The Player Hater (Accidentally in Love 1)
It feels like a wonderful place to be; somewhere I haven’t been in a very long time—enamored with a man.
Impressed by a man.
I’m going to miss him.
“Yes. Is that what this is?”
Erm.
Yes?
“Do you think it’s possible I want to kiss a man that only has one eyebrow? I swear to God, I can still smell the char and frying hair.”
Now why the hell would I go and say an insensitive, stupid thing like that?
Ugh, I’m such an idiot.
“You cannot smell the char,” Davis laughs in the dark.

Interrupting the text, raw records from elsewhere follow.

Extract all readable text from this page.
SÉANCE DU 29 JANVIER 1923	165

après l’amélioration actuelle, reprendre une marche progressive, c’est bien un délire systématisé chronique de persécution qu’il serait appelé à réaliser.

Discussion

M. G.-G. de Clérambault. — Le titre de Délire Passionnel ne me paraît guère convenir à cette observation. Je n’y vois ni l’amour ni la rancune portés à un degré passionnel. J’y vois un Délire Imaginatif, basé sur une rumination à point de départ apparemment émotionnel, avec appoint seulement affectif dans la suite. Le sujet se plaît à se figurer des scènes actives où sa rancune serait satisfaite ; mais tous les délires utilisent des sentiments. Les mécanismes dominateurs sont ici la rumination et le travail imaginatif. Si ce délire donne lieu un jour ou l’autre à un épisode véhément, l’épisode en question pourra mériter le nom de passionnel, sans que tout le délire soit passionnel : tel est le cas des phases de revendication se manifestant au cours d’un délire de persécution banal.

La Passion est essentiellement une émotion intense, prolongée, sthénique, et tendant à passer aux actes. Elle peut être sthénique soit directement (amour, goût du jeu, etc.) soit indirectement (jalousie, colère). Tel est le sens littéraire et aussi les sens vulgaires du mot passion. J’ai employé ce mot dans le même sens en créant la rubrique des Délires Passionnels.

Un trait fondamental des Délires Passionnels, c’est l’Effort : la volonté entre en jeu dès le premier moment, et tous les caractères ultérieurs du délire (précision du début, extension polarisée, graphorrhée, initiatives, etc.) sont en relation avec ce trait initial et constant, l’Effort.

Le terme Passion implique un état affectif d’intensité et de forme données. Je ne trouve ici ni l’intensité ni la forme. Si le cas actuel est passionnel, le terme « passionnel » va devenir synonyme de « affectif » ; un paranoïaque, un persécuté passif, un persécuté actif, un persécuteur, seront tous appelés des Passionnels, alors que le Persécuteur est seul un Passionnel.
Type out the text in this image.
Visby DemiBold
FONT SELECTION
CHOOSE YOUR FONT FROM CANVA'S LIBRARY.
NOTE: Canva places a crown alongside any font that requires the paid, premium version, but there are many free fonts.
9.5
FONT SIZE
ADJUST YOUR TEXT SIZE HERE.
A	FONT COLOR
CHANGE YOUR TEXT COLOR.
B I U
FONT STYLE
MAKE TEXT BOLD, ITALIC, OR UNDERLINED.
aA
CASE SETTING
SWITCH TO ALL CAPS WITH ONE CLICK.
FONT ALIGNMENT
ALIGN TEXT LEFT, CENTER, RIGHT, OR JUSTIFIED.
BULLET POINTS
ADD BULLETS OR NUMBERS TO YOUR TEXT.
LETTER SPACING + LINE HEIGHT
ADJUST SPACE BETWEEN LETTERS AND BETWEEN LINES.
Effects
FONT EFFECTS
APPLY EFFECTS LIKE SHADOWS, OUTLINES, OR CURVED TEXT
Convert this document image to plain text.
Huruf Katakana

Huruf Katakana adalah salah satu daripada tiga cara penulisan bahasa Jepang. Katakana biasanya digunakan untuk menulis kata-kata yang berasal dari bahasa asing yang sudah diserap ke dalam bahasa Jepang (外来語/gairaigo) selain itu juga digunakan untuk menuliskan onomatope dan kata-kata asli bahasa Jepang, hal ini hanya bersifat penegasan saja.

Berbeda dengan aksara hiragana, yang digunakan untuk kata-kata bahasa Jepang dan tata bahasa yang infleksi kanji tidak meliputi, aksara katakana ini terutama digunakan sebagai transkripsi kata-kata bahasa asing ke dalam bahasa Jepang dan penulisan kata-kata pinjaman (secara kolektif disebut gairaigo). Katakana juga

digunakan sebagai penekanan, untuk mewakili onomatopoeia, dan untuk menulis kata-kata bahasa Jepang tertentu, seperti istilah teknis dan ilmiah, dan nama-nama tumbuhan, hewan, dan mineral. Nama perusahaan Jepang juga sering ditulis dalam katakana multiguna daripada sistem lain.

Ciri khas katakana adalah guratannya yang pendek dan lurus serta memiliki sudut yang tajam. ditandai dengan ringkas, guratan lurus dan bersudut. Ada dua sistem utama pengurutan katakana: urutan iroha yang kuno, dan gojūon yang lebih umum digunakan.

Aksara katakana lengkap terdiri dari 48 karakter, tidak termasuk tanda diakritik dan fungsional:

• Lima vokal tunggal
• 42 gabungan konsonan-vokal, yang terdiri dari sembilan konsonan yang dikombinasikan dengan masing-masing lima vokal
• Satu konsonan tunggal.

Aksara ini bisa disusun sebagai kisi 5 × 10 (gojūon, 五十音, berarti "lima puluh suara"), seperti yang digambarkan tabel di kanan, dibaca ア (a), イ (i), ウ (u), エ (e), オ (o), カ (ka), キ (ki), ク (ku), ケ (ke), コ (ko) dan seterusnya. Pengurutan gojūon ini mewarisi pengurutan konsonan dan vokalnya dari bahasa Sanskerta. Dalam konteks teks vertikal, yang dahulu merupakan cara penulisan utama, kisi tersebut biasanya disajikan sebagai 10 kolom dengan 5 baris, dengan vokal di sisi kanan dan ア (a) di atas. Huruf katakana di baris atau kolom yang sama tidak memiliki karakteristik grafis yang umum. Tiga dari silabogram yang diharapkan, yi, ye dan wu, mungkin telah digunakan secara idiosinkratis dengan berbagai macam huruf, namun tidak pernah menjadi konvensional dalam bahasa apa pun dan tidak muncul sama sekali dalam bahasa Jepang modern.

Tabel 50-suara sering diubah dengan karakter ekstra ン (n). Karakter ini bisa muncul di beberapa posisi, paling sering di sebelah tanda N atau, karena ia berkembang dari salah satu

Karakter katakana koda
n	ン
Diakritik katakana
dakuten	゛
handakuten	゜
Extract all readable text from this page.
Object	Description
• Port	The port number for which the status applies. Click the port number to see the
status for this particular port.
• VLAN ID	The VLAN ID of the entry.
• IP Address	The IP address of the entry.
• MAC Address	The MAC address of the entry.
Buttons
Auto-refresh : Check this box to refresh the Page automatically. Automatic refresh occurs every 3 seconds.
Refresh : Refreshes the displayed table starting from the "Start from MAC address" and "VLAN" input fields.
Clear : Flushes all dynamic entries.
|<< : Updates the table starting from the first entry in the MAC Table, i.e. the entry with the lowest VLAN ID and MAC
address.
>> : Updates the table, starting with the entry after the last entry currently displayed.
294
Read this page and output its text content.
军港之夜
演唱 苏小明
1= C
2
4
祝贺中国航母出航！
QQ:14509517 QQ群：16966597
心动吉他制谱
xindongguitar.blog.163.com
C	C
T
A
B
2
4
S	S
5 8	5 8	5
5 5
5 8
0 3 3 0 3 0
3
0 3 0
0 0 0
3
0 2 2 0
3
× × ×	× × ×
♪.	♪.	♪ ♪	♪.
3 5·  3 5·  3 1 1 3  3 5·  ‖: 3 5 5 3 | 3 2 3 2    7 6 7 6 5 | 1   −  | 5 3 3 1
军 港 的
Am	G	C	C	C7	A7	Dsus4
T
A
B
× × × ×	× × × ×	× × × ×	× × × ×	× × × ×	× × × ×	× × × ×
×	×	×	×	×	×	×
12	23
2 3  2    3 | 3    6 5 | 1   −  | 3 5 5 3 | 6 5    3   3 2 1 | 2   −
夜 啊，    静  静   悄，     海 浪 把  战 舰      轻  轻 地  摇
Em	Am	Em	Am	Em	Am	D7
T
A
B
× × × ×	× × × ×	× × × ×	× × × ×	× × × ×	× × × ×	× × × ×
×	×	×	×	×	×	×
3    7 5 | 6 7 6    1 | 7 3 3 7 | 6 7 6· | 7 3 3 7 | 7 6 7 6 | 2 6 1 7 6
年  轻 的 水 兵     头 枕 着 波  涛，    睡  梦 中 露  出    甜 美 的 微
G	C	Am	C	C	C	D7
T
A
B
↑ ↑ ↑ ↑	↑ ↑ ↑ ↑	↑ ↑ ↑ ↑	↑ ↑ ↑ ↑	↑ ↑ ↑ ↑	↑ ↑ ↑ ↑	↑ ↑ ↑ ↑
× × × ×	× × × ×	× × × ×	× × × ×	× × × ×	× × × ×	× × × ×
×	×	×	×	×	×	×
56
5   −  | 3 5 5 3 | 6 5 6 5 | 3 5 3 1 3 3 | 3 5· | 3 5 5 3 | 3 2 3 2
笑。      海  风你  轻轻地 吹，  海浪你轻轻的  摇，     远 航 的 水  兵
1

“You’re right, I’m just saying that to tease you. But for real, I don’t think I’m sexually attracted to men with one eyebrow.”
Even as I say this, I put my hand on his waist, letting it settle into the curve. Move my thumb back and forth near the hem of his tee shirt.
“When have you ever met another man with only one eyebrow?”
I shrug. “Men? None. Women? A few. My mother went through a phase of severely over plucking her brows, which practically rendered them bare. My youth was an age of very thin eyebrows and frosted lipstick.”
That makes Davis chuckle. “It’s going to grow back, I swear.”
“But you only have that one brow now.”
“Are you discriminating?” He pauses to ask, “Wait, do I still only have one brow if it’s too dark and you can’t see my face at all?”
This is an excellent point; a very astute, valid point!
“Hmm, that’s a good question.” My fingers toy with the edge of his cotton shirt, flirting with the skin beneath.
“I’m very smart, didn’t you know that? I should have been a lawyer.” We both laugh softly at that. “Is this entire conversation about my eyebrows a stall tactic, or do you legitimately not want to kiss me? I was being serious when I asked.”
Moment of truth. Time to fess up.
Putting on my big girl panties and asking for what I want, Juliet.
Instead I say, “Truth or Dare.”
Him: “Truth.”
“Were you thinking about kissing me?”
“That one is easy—of course I was, yes.”
“So why didn’t you?”
Davis scoffs. “It’s not your turn to ask another question.”
“Ugh—you’re infuriating.”
“Am I?” His hands go back and forth along my side, hand curving over my backside.
“No.”
“Truth or dare.”
This is an easy one. “Truth.”
“Were you thinking of kissing me?”
Duh. “Yes.”
Silence fills the cabin of the camper, our breathing and breath mingle with the sound of the wind.
“Alright.”
Um. Alright what?
He wants to kiss me, I want to kiss him, so why isn’t he embracing me or whatever dudes do when they’re putting the first moves on a lady?
Do I still have to make the first move, is that what he’s doing over there? Waiting?
I clear my throat.
“So…” my voice trails off in the dark as his hands trail along my rear.
“So…” he lets his voice trail off, too.
Could this be any more awkward?
He still smells fresh, though it’s late; like mint toothpaste and aftershave lotion but also campfire and the woods, the combination causing my mouth to water.
We’re lying facing one another on the bed, both of us on our sides, both of us with one hand on each other. I’m not quite sure what to do with mine—I don’t want to slide it anywhere and have it land where I don’t want it or where it’s inappropriate considering our lips haven’t even touched. On the other hand, I wouldn’t mind if his hand slid up my shirt; he’s been toying with the hem of it this entire time while he’s been caressing my butt.
He is being so polite. I think that’s where my hang up is; I’m used to men who go at it hard, who don’t mind having sex on the first date, who could care less what my last name is, where I’m from, what my hobbies are—things like that.
This whole chivalry thing feels slightly foreign.
I clear my throat again.
Davis clears his.
“Would you knock it off,” I laugh.
“You knock it off,” he echoes, being a flirt.
“Why aren’t you doing anything?” I finally blurt out—it’s easier when he’s not able to see my face or the blush taking over my cheeks. My face is on fire.
“It’s more fun this way.”
“Really it’s not.”
“And why is that?”
Because of the sexual tension I now have on the brain, and the tingling of my spine. The flutters in my stomach. The urge I have right now to shiver even though it’s not cold.
None of this is fun; all of it is embarrassing.
“Why is this not fun?” I have to ask because I need more explanation. If I was a man, there would be blood rushing from my brain to places I only need for screwing. But I don’t have a penis and can only speak to the wetness growing between my thighs.
Not. Fun. And now he wants me to explain?
Hardly.
“Yeah, what’s not fun about this? I’m having a great time.” He shifts on the bed, his big body making a dent in the flimsy mattress, causing me to roll forward a bit simply from the motion.